Madam Chair, distinguished Delegates,

The Security Council has recognized, through its resolutions 2242 and 2331, that sexual violence is being used as a tactic of terror. Terrorist groups, including ISIL, Boko Haram, Al Shabab and Ansar Eddine, are using sexual violence to achieve core strategic objectives such as incentivizing recruitment through the promise of wives and sex slaves, or funding their activities through sex trafficking, sexual slavery, enforced prostitution and the extortion of ransoms from desperate families. They also use sexual violence to entrench ideology based on suppressing women’s rights and controlling their sexuality and reproduction. In fact, in this year annual Report on Conflict-Related Sexual Violence, the Secretary General has listed seven groups, whose names also appear in ISIL and Al-Qaida Sanctions List.

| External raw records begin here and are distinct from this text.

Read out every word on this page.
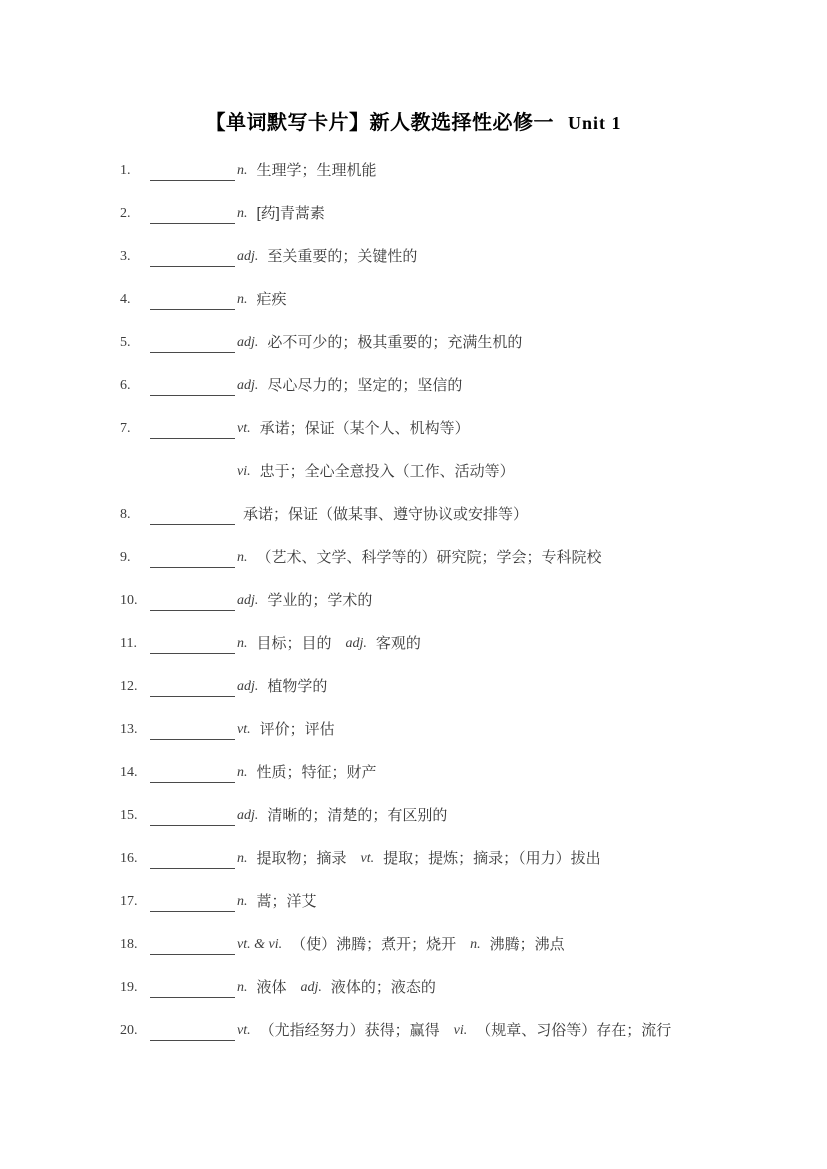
【单词默写卡片】新人教选择性必修一 Unit 1
1.	n. 生理学；生理机能
2.	n. [药]青蒿素
3.	adj. 至关重要的；关键性的
4.	n. 疟疾
5.	adj. 必不可少的；极其重要的；充满生机的
6.	adj. 尽心尽力的；坚定的；坚信的
7.	vt. 承诺；保证（某个人、机构等）
vi. 忠于；全心全意投入（工作、活动等）
8.	承诺；保证（做某事、遵守协议或安排等）
9.	n. （艺术、文学、科学等的）研究院；学会；专科院校
10.	adj. 学业的；学术的
11.	n. 目标；目的 adj. 客观的
12.	adj. 植物学的
13.	vt. 评价；评估
14.	n. 性质；特征；财产
15.	adj. 清晰的；清楚的；有区别的
16.	n. 提取物；摘录 vt. 提取；提炼；摘录；（用力）拔出
17.	n. 蒿；洋艾
18.	vt. & vi. （使）沸腾；煮开；烧开 n. 沸腾；沸点
19.	n. 液体 adj. 液体的；液态的
20.	vt. （尤指经努力）获得；赢得 vi. （规章、习俗等）存在；流行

As we gather today to discuss how to strengthen international cooperation, I would like to draw your attention to the plight suffered by victims of terrorism and particularly those who survived sexual violence. Since I took Office a year ago, I have been meeting with many survivors of sexual violence who are also victims of terrorists, such as Yazidi women and girls who were enslaved by ISIL in Iraq and Syria, or those who escaped from Boko Haram in Nigeria. They require urgent medical attention and long-term psychosocial support. They are also too often unable to reunite with their family and to return to their community due to the stigma associated with the crime of sexual violence and sometimes the double stigma of being perceived as affiliates of terrorists. Some were also compelled to abandon their children born of rape.

Madam chair, distinguished delegates, all victims I met demand justice.

I hence call on Member States to ensure that offenses of sexual violence are prosecuted explicitly, including in the context of terrorism trials so that perpetrators are punished for the full extent of their crimes and victims are also recognized. International cooperation, especially between military, intelligence and justice sectors is crucial to accelerate such prosecution. Declassification of information and evidence that can be used in court to prosecute conflict-related sexual violence as a war crime, a crime against humanity, or as a constituent act of genocide is also critical.

Finally, let me reiterate that women and children whose parent or husband are believed to be terrorist must be treated fairly and not based on the actual or perceived crimes of their family members. Member States should also take measures to prevent children born of rape to become stateless and ensure birth registration of children born to their nationals.

I am looking forward to your continuous discussion on how international judicial cooperation can be strengthened in order to bring justice to countless victims of terrorism who also survived the heinous and horrific crime of sexual violence.